Personal information
- Full name: Francisco Bao Rodríguez
- Date of birth: 20 April 1924
- Place of birth: Vigo, Spain
- Date of death: 13 February 2012 (aged 87)
- Place of death: Vigo, Spain
- Height: 1.85 m (6 ft 1 in)
- Position(s): Defender

Youth career
- Vigués

Senior career*
- Years: Team / Apps / (Gls)
- 1939–1941: Celta / 6 / (0)
- 1941–1943: Cultural Leonesa / 14 / (0)
- 1943–1945: Sporting Gijón / 22 / (8)
- 1945–1950: Oviedo / 115 / (1)
- 1950–1955: Celta / 40 / (0)
- 1955–1956: Xerez / 3 / (0)
- Total:  / 200 / (9)

= Sansón (footballer) =

Spanish footballer

Francisco Bao Rodríguez (20 April 1924 – 13 February 2012), known as Sansón, was a Spanish footballer who played as a defender.

He was the youngest ever player to take part in a La Liga game for 80 years, when he appeared for Celta in 1939.

==Career==
Born in Vigo, Province of Pontevedra, Galicia, Sansón joined local RC Celta de Vigo in 1939. On 31 December that year, aged 15 years and 255 days, he made his La Liga debut in a 4–1 away win against Sevilla FC, one of just six league appearances he would make for the club over two seasons, after which he was deemed surplus to requirements due to his age.

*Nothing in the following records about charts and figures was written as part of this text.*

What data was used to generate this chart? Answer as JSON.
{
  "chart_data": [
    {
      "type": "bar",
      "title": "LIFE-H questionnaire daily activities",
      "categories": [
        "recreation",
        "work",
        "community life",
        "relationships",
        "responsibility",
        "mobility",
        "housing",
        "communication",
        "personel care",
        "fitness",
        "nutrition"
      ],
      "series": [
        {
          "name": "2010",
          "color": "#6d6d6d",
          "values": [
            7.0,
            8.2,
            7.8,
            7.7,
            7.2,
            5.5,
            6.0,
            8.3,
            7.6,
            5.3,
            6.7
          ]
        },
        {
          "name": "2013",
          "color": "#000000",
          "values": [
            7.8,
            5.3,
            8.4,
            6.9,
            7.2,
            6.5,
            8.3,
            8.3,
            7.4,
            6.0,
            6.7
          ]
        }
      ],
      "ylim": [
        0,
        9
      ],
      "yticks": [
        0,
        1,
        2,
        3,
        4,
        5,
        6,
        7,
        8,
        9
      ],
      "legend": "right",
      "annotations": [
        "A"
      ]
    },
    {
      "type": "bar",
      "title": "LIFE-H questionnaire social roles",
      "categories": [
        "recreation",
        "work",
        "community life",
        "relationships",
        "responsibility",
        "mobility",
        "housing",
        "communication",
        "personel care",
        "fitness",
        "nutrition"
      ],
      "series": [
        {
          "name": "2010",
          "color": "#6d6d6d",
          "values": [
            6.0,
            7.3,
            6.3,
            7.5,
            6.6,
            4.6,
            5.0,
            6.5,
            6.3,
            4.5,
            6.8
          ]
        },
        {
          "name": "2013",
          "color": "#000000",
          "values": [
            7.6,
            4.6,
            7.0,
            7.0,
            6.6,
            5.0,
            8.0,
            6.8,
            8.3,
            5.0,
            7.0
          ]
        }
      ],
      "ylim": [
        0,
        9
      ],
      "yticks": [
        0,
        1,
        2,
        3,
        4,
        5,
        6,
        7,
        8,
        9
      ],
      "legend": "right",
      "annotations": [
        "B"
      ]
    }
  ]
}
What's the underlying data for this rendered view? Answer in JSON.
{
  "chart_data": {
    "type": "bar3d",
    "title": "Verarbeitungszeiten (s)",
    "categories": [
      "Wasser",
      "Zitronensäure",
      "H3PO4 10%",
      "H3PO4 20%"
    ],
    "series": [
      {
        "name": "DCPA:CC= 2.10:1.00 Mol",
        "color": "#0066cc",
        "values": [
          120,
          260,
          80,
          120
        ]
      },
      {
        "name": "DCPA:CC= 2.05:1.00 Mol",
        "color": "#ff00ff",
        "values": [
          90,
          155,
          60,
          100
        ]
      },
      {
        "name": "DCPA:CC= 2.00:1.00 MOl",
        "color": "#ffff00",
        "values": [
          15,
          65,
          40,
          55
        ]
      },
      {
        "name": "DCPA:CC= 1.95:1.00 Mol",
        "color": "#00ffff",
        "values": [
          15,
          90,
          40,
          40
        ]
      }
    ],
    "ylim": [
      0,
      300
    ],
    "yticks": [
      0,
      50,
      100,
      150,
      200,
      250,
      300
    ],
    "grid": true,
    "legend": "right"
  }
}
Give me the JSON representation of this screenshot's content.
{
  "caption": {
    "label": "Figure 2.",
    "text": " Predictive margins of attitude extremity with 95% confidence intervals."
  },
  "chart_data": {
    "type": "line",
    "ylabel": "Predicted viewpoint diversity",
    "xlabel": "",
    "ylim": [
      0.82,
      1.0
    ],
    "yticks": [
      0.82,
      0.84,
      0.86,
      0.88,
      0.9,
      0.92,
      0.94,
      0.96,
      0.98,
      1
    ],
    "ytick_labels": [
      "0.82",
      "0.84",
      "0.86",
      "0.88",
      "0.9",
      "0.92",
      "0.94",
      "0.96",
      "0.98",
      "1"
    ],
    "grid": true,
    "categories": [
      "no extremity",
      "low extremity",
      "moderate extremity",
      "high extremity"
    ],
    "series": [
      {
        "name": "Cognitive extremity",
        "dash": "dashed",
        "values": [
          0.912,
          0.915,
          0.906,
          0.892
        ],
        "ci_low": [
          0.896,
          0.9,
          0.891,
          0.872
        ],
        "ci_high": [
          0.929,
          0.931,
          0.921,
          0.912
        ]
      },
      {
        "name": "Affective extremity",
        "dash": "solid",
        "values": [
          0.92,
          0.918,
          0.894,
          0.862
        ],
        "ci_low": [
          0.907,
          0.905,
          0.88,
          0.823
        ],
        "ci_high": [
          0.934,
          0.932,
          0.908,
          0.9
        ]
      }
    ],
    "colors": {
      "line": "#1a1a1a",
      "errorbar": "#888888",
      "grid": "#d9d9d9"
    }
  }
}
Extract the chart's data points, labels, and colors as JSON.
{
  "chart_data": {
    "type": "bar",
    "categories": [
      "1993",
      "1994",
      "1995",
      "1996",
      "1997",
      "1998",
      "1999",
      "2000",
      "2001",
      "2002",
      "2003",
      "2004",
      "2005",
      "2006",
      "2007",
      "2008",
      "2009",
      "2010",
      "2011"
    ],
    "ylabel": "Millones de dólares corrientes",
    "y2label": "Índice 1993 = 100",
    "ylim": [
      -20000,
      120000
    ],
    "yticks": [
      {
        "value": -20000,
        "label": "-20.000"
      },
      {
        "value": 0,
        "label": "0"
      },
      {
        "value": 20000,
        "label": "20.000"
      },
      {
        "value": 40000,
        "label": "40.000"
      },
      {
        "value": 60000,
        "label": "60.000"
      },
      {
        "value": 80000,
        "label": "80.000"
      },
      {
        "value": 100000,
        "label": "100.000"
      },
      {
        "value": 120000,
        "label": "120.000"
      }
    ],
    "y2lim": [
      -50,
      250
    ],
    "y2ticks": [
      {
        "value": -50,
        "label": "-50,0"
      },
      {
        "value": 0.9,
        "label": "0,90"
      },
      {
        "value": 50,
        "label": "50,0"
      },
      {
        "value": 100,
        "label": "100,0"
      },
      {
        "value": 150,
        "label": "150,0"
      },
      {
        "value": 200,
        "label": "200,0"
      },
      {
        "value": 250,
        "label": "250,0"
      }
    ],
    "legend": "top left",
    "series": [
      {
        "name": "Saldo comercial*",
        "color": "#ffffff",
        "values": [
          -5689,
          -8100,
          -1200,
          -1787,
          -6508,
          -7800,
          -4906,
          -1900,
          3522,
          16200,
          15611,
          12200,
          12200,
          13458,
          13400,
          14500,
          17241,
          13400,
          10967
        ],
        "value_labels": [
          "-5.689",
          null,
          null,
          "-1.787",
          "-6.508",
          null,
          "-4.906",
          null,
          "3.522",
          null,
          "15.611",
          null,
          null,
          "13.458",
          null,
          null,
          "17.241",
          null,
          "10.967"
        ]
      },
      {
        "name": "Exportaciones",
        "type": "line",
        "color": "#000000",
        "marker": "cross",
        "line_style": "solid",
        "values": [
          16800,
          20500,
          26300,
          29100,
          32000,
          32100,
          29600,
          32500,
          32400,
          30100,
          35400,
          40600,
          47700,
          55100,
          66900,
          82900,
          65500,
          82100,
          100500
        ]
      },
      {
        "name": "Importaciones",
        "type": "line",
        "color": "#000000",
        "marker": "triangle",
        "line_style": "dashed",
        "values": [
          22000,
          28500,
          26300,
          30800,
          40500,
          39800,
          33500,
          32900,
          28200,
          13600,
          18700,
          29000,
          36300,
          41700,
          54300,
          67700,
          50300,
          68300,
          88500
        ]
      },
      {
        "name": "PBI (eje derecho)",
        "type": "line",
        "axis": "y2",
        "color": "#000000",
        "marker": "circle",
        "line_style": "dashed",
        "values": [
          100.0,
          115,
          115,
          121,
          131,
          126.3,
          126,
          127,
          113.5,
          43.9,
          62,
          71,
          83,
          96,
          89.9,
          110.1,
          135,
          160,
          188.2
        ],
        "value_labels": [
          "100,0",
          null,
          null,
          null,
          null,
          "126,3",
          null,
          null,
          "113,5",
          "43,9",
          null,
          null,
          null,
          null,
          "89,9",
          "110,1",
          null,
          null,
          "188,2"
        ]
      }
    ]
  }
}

In 1943, after two years with Cultural y Deportiva Leonesa, Sansón returned to the top division with Sporting de Gijón, although he was again only a reserve at that level. Subsequently, he developed into an important player with Asturias neighbours Real Oviedo – also in the latter tier – playing an average of 23 matches during his stint, which included two top-five finishes.

Sansón returned to Celta for the 1950–51 season, where he was utilised as a defender, midfielder and forward, but he was again almost exclusively a backup (20 games in his third year, a total of only 20 in the other four). After rejecting a new five-year contract for 500.000 pesetas, he retired in 1956 after a spell with Xerez CD, with top-flight totals of 167 matches and one goal, scored for Oviedo on 29 January 1950 in a 2–0 home victory over Real Madrid.

Sansón's record was broken on 24 June 2020, when RCD Mallorca's Luka Romero took the field against Real Madrid. As of April 2025, he was the fourth-youngest player to make an appearance in the top five European leagues, only behind Kalman Gerencseri, Ethan Nwaneri and Romero.

==Death==
On 13 February 2012, Sansón died in his hometown at the age of 87.